The dwarves continue to prove too multiple. Richard Armitage’s boring Thorin is afforded the most screen time so that he can sulk his way through the journey, and Aidan Turner’s Kili is foregrounded for the sake of the aforementioned love triangle, but aside from Ken Stott’s pleasingly bearded Balin there’s little to distinguish the remainder. Similarly there’s little to distinguish Luke Evans’ Bard, Desolation‘s only instance of ‘man-flesh’.
Part of what makes the scenes between Bilbo and Smaug all the more welcome is the opportunity it affords us to spend time with our supposed leading man. He is also what works best about the spider section and the barrel escape.
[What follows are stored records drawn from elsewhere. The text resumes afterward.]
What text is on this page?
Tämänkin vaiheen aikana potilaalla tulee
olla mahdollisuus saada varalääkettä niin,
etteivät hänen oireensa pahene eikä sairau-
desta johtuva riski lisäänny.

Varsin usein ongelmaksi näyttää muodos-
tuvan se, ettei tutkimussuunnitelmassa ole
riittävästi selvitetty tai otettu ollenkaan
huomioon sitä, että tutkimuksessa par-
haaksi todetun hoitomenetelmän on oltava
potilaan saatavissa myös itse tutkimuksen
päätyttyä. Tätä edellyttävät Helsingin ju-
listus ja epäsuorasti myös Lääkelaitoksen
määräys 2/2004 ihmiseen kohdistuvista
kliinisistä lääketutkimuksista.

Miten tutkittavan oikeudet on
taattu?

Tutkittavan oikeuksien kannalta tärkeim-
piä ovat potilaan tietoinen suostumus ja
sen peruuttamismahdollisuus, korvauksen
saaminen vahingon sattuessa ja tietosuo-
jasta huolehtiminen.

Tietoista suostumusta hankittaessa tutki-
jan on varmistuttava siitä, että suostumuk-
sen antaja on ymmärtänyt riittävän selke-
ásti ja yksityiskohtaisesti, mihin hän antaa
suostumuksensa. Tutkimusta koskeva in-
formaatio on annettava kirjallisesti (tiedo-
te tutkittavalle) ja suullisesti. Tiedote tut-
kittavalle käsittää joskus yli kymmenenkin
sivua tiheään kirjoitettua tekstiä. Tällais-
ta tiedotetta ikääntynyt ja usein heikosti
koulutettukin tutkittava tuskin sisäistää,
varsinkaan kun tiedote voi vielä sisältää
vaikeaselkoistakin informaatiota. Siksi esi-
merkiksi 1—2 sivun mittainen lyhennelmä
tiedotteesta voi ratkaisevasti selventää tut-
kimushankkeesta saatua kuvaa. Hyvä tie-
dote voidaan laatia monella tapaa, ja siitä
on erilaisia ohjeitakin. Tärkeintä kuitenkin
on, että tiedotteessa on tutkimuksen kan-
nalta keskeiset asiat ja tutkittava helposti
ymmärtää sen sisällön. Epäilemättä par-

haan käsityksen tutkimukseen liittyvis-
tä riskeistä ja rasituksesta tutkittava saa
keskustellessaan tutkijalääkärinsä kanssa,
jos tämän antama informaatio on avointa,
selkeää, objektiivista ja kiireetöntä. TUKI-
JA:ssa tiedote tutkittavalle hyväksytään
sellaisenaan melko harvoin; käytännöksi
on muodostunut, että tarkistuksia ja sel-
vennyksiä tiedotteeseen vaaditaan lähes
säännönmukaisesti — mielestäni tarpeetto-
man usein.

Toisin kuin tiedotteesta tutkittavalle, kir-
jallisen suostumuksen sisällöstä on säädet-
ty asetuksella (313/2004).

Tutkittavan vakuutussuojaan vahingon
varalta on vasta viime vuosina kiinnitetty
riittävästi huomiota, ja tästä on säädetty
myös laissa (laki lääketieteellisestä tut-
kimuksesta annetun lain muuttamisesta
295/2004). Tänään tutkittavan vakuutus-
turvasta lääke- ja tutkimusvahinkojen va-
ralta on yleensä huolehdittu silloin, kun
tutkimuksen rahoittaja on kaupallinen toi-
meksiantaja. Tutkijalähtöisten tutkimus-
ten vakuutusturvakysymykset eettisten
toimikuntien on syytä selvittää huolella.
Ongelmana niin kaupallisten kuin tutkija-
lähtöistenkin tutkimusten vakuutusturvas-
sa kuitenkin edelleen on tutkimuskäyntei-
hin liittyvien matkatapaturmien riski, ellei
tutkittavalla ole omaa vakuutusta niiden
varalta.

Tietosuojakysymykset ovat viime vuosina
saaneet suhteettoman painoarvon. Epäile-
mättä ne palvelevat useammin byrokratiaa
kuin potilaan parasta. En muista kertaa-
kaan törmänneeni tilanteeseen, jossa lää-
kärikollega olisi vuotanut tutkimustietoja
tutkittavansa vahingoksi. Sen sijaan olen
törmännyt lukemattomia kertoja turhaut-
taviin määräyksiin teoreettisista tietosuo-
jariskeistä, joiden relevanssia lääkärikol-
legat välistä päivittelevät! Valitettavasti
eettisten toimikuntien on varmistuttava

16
Bilbo is an eminently watchable hero and Freeman is great in the part, but so often he’s simply there, one in a crowd.
So it pains me to say that, for all its dazzling production design, astonishing effects and sporadic pockets of excitement, The Desolation Of Smaug is the most problematic Middle Earth movie yet. What’s frustrating is the sense that these pitfalls could all have been avoided by simply telling the story told, instead of reaching for the same franchise glory that Rings achieved. Certainly it would’ve saved audiences from Desolation‘s cliffhanger finale, which was met with a collective groan during the screening I was part of. I may not be the only one suffering fatigue. There’s (just) enough good here for now, but next year’s There And Back Again has a mountainous task of its own; Jackson had better justify himself.